392949 - new XMLHttpRequest().open.toString() shows the actual code of the function

Status: VERIFIED INVALID

(Firefox :: General, defect)

Description

[Manix Rock]

User-Agent:       Mozilla/5.0 (Windows; U; Windows NT 5.1; en-US; rv:1.8.1.6) Gecko/20070725 Firefox/2.0.0.6
Build Identifier: Mozilla/5.0 (Windows; U; Windows NT 5.1; en-US; rv:1.8.1.6) Gecko/20070725 Firefox/2.0.0.6

Displays the source of the function, which should be protected.

Reproducible: Always

Steps to Reproduce:
1. Create a new html file.
2. write the following code:
<SCRIPT>
document.write("XMLHttpRequest.open: "+new XMLHttpRequest().open);
</SCRIPT>
3. Run the script.
Actual Results:  
function (method, url, async, username, password) { if (typeof async == "undefined") { async = false; } httpOpenWrapper(this, context, win, method, url, async, username, password); }

Expected Results:  
function open() { [native code] }

Comment 1

[Nickolay_Ponomarev]

I get: "XMLHttpRequest.open: function open() { [native code] }"

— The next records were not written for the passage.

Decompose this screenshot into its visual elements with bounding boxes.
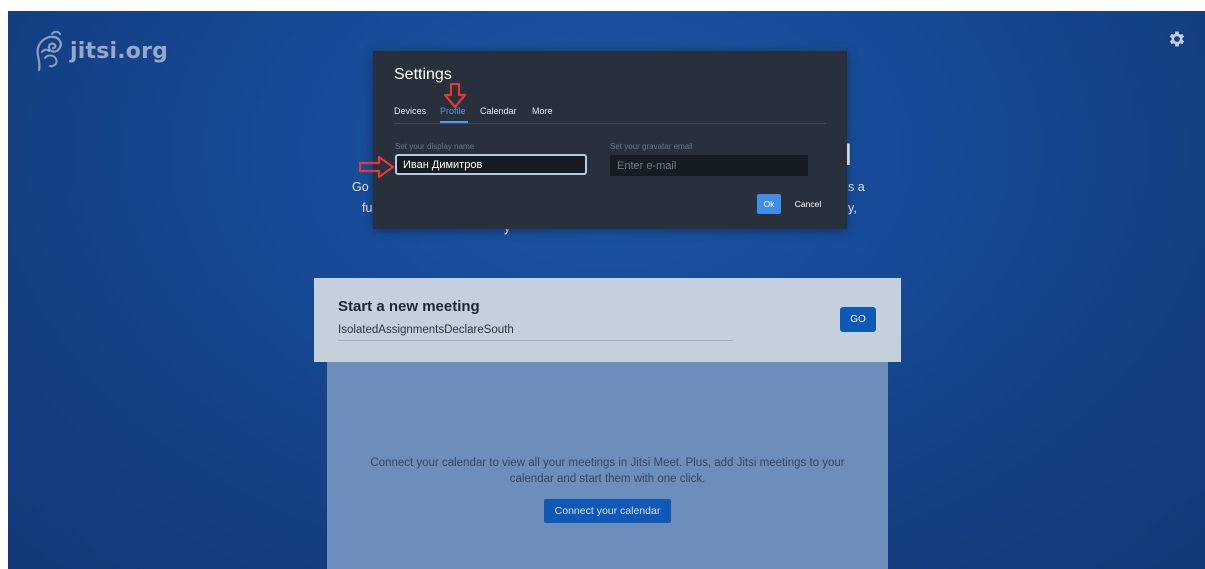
- gear-icon[interactable]: [1167, 29, 1187, 49]
- display-name-label: Set your display name: [395, 142, 475, 151]
- active-tab-indicator: [440, 121, 468, 123]
- jitsi-logo-icon: [36, 30, 62, 72]
- calendar-description-line: calendar and start them with one click.: [509, 473, 706, 485]
- display-name-input[interactable]: [395, 154, 587, 175]
- hero-desc-fragment: s a: [848, 180, 865, 194]
- tab-devices[interactable]: Devices: [394, 106, 426, 116]
- jitsi-logo[interactable]: jitsi.org: [32, 29, 168, 73]
- tab-more[interactable]: More: [532, 106, 553, 116]
- gravatar-email-label: Set your gravatar email: [610, 142, 693, 151]
- settings-dialog-title: Settings: [394, 66, 452, 83]
- calendar-panel: Connect your calendar to view all your m…: [327, 362, 888, 569]
- tab-calendar[interactable]: Calendar: [480, 106, 517, 116]
- room-name-input[interactable]: [338, 320, 733, 341]
- connect-calendar-button[interactable]: Connect your calendar: [544, 499, 671, 523]
- red-arrow-icon: [443, 83, 467, 109]
- settings-dialog: Settings Devices Profile Calendar More S…: [373, 51, 847, 229]
- app-window: jitsi.org G l Go s a fu y, y Start a new…: [8, 11, 1205, 569]
- calendar-description-line: Connect your calendar to view all your m…: [370, 457, 845, 469]
- hero-desc-fragment: y,: [848, 201, 857, 215]
- start-meeting-card: Start a new meeting GO: [314, 278, 901, 362]
- calendar-description: Connect your calendar to view all your m…: [327, 455, 888, 487]
- logo-text: jitsi.org: [70, 38, 169, 64]
- ok-button[interactable]: Ok: [757, 194, 781, 214]
- red-arrow-icon: [359, 156, 395, 178]
- gravatar-email-input[interactable]: [610, 155, 808, 176]
- hero-desc-fragment: fu: [362, 201, 373, 215]
- go-button[interactable]: GO: [840, 307, 876, 332]
- hero-desc-fragment: Go: [352, 180, 369, 194]
- start-meeting-title: Start a new meeting: [338, 298, 480, 315]
- cancel-button[interactable]: Cancel: [788, 195, 828, 213]
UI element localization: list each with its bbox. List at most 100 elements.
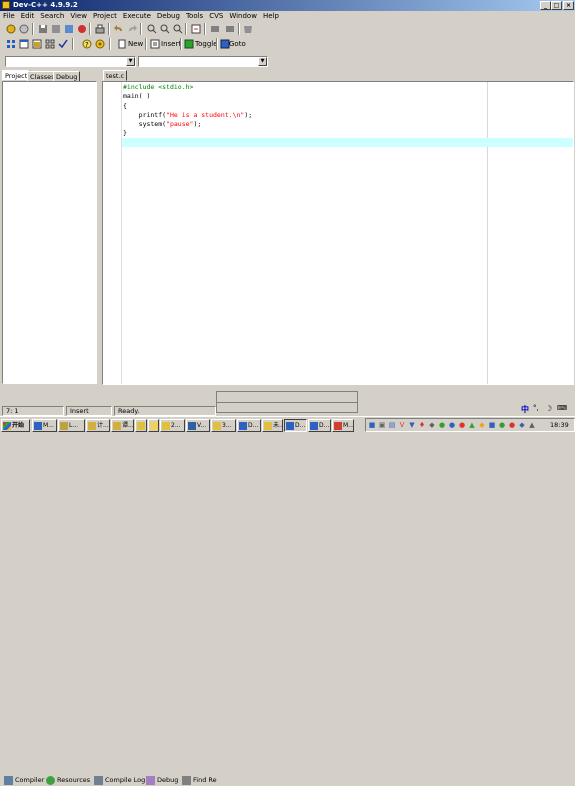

Sounds like you have an extension installed, which overrides XMLHttpRequest unsafely. Can you try reproducing with a new profile in a trunk ("Minefield") build? http://www.mozilla.org/support/firefox/profile

Comment 2

[Manix Rock]

thanks for pointing that out, Nickolay_Ponomarev. I've checked all my add-ons (I've got quite a few) and found the guilty one to be Firebug. They seem to replace the function so that they can display the connections in the firebug panel. They should have set "XMLHttpRequest.open.toString=function(){return 'function open {\n [native code]\n}'};" for better integration (for example someone might check to see if a function is a native function).

So this "bug" is has been "squashed".

Comment 3

[Nickolay_Ponomarev]

Thanks for confirming my thoughts and closing the bug! Much appreciated.